Problem is: Lyles just happens to be tight with Oregon running backs Lache Seastrunk and LaMichael James, both heavily prized recruits. The $25,000 payment to Lyles from Oregon arrived just days after Seastrunk signed his letter of intent.

Coincidence? Husky fans think not.

The bottom line: It's only a matter of time before the NCAA comes down harder than a LeGarrette Blount jab on Oregon's football program - which will no doubt lead to riotous celebration near Montlake.

DUMB JOCK OF THE WEEK

Remember that irate group of fans, displaced at last year's Super Bowl when the tickets Jerry Jones sold them turned out to be for seats that didn't actually exist?
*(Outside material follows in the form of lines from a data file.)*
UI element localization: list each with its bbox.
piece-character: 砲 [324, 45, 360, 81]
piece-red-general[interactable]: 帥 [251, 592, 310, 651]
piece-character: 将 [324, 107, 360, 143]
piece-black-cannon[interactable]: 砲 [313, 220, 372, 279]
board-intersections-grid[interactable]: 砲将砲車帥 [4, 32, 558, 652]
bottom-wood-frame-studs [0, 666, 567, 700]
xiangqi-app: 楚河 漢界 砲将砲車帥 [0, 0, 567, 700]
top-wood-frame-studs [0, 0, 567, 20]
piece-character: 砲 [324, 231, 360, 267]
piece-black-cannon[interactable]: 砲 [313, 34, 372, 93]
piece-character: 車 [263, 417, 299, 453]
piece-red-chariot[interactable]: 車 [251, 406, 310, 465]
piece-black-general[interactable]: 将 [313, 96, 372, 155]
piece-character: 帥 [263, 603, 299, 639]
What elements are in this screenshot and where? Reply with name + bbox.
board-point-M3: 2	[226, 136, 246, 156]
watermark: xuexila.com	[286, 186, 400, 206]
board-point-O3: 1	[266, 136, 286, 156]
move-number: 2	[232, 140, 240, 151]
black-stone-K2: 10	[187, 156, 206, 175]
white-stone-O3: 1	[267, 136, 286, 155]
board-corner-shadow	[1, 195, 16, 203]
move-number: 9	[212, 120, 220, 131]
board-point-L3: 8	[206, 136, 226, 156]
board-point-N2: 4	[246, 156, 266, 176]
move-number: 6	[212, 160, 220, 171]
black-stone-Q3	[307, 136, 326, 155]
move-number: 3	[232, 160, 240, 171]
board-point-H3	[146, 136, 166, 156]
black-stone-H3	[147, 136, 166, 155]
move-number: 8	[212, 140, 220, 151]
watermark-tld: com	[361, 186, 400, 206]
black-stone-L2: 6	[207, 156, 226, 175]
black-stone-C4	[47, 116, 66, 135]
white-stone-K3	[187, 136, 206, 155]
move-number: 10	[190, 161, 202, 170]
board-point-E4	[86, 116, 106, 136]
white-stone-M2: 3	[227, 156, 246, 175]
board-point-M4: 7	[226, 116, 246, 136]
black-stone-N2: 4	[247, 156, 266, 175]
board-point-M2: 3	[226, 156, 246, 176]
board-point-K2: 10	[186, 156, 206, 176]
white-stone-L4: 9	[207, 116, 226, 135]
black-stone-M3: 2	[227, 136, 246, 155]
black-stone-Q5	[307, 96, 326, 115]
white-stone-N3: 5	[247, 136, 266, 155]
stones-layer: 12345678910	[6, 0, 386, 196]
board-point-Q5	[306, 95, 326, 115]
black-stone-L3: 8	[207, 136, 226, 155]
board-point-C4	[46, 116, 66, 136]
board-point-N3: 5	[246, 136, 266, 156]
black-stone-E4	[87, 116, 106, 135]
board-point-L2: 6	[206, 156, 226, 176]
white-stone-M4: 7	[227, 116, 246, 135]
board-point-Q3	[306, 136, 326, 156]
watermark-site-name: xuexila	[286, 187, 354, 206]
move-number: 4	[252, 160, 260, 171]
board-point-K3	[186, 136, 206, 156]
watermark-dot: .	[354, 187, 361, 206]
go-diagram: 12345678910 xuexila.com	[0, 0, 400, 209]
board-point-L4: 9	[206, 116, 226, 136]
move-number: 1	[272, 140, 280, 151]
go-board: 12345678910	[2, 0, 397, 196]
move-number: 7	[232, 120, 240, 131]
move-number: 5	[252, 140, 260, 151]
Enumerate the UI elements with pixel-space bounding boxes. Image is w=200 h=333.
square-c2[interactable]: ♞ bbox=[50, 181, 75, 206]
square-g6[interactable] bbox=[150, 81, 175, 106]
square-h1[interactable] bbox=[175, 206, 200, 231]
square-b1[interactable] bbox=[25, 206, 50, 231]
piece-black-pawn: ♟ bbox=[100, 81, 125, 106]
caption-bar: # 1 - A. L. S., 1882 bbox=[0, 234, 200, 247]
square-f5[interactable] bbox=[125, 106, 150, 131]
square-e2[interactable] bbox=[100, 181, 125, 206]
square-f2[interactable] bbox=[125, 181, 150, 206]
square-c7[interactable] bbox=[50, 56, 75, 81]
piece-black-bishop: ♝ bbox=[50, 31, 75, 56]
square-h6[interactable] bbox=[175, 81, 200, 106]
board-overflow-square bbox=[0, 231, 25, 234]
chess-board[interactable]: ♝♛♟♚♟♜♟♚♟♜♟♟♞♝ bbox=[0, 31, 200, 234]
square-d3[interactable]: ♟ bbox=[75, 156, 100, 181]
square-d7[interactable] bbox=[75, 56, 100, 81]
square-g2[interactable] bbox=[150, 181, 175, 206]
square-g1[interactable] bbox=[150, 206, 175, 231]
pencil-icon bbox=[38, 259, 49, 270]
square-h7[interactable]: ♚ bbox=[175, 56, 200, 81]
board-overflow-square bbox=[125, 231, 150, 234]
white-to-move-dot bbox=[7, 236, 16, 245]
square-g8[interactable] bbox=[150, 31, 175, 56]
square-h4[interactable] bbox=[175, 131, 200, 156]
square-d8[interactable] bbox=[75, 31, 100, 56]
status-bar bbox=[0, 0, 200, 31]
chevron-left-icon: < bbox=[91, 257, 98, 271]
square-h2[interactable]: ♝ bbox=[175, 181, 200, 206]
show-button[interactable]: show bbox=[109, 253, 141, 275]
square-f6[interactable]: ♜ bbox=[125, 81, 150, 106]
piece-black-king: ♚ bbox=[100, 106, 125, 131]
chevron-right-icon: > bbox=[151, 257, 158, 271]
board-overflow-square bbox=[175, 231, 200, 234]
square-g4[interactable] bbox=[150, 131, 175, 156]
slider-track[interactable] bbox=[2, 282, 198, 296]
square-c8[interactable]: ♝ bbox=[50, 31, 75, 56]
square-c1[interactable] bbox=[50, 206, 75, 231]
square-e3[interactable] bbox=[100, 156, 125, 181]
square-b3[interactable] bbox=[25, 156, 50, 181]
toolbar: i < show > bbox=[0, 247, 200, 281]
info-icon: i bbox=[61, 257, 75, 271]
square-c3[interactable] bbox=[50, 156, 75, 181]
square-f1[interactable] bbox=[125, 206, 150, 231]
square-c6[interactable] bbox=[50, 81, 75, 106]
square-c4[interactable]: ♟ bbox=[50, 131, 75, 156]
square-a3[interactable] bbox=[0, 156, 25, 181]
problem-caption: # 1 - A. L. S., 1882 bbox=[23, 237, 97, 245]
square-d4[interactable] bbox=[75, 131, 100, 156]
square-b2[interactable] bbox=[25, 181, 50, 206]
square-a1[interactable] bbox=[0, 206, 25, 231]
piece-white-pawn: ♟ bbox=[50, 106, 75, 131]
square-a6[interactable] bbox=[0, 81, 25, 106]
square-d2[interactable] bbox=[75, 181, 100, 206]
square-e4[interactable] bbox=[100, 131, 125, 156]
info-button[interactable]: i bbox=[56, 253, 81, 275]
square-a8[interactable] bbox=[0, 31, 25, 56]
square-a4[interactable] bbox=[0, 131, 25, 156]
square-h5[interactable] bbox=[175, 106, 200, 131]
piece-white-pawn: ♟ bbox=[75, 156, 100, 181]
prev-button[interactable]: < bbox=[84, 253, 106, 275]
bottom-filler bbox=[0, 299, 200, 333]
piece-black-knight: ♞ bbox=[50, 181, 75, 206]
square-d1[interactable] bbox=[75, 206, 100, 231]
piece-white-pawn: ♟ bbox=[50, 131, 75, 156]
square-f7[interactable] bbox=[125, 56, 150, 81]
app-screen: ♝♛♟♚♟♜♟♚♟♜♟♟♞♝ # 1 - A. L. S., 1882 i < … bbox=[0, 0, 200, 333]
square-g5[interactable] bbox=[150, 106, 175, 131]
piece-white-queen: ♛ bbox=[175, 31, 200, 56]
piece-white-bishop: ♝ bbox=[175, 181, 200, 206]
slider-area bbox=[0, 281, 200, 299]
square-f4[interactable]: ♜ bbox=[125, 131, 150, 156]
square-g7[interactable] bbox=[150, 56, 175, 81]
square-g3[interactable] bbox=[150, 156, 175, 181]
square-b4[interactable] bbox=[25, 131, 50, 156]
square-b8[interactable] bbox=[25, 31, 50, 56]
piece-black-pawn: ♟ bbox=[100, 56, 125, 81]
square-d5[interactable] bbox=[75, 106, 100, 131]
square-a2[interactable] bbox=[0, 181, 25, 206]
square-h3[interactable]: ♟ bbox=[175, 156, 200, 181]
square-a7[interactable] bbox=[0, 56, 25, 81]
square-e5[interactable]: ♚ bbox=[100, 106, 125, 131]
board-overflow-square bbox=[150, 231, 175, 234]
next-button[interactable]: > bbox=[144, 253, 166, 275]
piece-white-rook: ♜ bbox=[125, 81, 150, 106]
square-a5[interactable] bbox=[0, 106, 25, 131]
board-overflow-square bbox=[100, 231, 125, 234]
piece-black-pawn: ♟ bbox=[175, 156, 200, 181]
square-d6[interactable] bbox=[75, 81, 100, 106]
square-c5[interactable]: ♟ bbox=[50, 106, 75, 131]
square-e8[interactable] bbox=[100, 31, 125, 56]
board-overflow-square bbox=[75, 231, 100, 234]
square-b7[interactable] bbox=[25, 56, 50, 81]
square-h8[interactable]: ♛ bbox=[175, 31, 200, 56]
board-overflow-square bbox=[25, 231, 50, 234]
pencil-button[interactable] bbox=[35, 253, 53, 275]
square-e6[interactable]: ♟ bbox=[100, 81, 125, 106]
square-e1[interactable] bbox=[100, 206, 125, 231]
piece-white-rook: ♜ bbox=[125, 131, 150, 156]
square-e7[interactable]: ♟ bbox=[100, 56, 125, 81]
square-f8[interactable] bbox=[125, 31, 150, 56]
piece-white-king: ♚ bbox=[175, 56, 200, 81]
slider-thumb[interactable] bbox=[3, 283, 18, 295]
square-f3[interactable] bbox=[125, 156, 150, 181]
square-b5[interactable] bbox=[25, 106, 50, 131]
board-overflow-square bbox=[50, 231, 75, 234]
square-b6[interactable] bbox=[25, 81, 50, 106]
Remember how these fans are suing the NFL, and how the league has tried desperately to make it all go away - offering to pay full ticket refunds, plus food and travel expenses, plus give them all backrubs and bottle service?

Well, lawyers representing the screwed-over fans argued in court filings this week that those who bought seats that didn't actually exist should be compensated for lost income - on top of all the other expenses they incurred. 

Gee whiz. Who knew getting screwed out of a Super Bowl seat could become such a potential jackpot?

Honestly, we all feel bad for you, displaced Super Bowl fans, but at this point you're just starting to look greedy.